To find this mental state, Hagens -- a fourth-year D-backs prospect -- looks for a simple physical cue, whether it be tapping his glove before he comes set or tapping the toe of his cleat as he winds up.
"It's just about me feeling comfortable," he said. "Whatever is working that day."
Continuing his resurgence in the rotation on Saturday, Hagens had a heck of a night. He struck out seven over seven scoreless innings before the Rawhide dropped a 5-4 decision to the visiting Inland Empire 66ers. The 23-year-old right-hander allowed five hits and one walk.
"Everything was working, better than it has in a while," he said of his fastball, cut fastball, slider, changeup repertoire. "I was able to put the ball in spots."
Command -- really, a lack of it -- was the precursor to his struggles as a reliever. Arizona's sixth-round pick in the 2009 Draft combined for 54 relief appearances over his first two pro seasons before making 24 starts at Class A South Bend in 2011. He began this year back in the Rawhide bullpen, where he had a 6.48 ERA and 25 strikeouts over 33 1/3 innings.
As a starter? His ERA shrinks down to 2.89 and his pitches -- the fastball and cut fastball are his go-to offerings -- gain traction: 45 strikeouts in 46 2/3 innings.
It all started when Hagens, a Merced College product, made a spot start on June 25 against Bakersfield. He pitched well and carried his newfound confidence into a scoreless relief outing on June 29 at Stockton.
While Hagens said he does not prefer starting over relieving (or vice-versa), the Rawhide moved him into the rotation for good on July 3. Against the same 66ers' lineup he faced Saturday, he gave up two hits over five shutout frames.
That was just the beginning: He's given up one earned run or fewer in six of his last eight starts. Of his renaissance, he said, "It's been a blast, made the game fun. I play better when it's fun."
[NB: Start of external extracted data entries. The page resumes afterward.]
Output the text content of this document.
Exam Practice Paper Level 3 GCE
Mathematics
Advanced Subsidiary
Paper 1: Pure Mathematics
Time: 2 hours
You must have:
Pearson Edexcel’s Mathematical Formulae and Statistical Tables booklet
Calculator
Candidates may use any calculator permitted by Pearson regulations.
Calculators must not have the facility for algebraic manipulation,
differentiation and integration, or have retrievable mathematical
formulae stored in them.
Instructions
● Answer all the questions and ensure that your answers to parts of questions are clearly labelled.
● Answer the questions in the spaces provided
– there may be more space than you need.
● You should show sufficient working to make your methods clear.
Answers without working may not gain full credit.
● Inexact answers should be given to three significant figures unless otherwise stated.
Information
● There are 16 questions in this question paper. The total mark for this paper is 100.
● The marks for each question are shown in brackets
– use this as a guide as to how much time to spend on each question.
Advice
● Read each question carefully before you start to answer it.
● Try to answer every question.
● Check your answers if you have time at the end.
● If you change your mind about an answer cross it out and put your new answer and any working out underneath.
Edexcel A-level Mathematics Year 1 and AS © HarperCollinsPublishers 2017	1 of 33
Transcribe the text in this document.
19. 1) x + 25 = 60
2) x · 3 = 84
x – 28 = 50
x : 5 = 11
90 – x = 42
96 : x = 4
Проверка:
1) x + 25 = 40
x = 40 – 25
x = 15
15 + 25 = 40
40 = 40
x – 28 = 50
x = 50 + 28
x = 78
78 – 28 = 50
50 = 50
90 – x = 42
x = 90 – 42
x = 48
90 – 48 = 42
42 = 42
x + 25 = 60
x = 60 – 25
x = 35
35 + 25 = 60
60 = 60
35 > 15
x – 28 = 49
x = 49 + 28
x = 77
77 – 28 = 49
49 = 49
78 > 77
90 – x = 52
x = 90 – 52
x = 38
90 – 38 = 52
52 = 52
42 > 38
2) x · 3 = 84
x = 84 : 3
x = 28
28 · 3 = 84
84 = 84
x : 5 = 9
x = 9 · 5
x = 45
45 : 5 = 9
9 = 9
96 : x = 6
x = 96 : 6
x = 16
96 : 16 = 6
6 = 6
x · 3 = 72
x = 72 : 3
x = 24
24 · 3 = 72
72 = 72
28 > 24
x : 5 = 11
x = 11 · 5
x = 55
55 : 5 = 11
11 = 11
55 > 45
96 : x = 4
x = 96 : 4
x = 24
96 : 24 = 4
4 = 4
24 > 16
Inland Empire starter Andrew Smith didn't enjoy himself to the same degree. While he didn't factor in the decision, he gave up four runs on six hits -- including Yazy Arbelo's two-run homer -- over six innings.
The four-run cushion was not enough for the Rawhide, as the 66ers scored five times over the final two innings to reverse their fortune. Angels top prospect C.J. Cron drove in two with an eighth-inning double, giving him seven RBIs over his past three games and a California League-leading 110 on the season.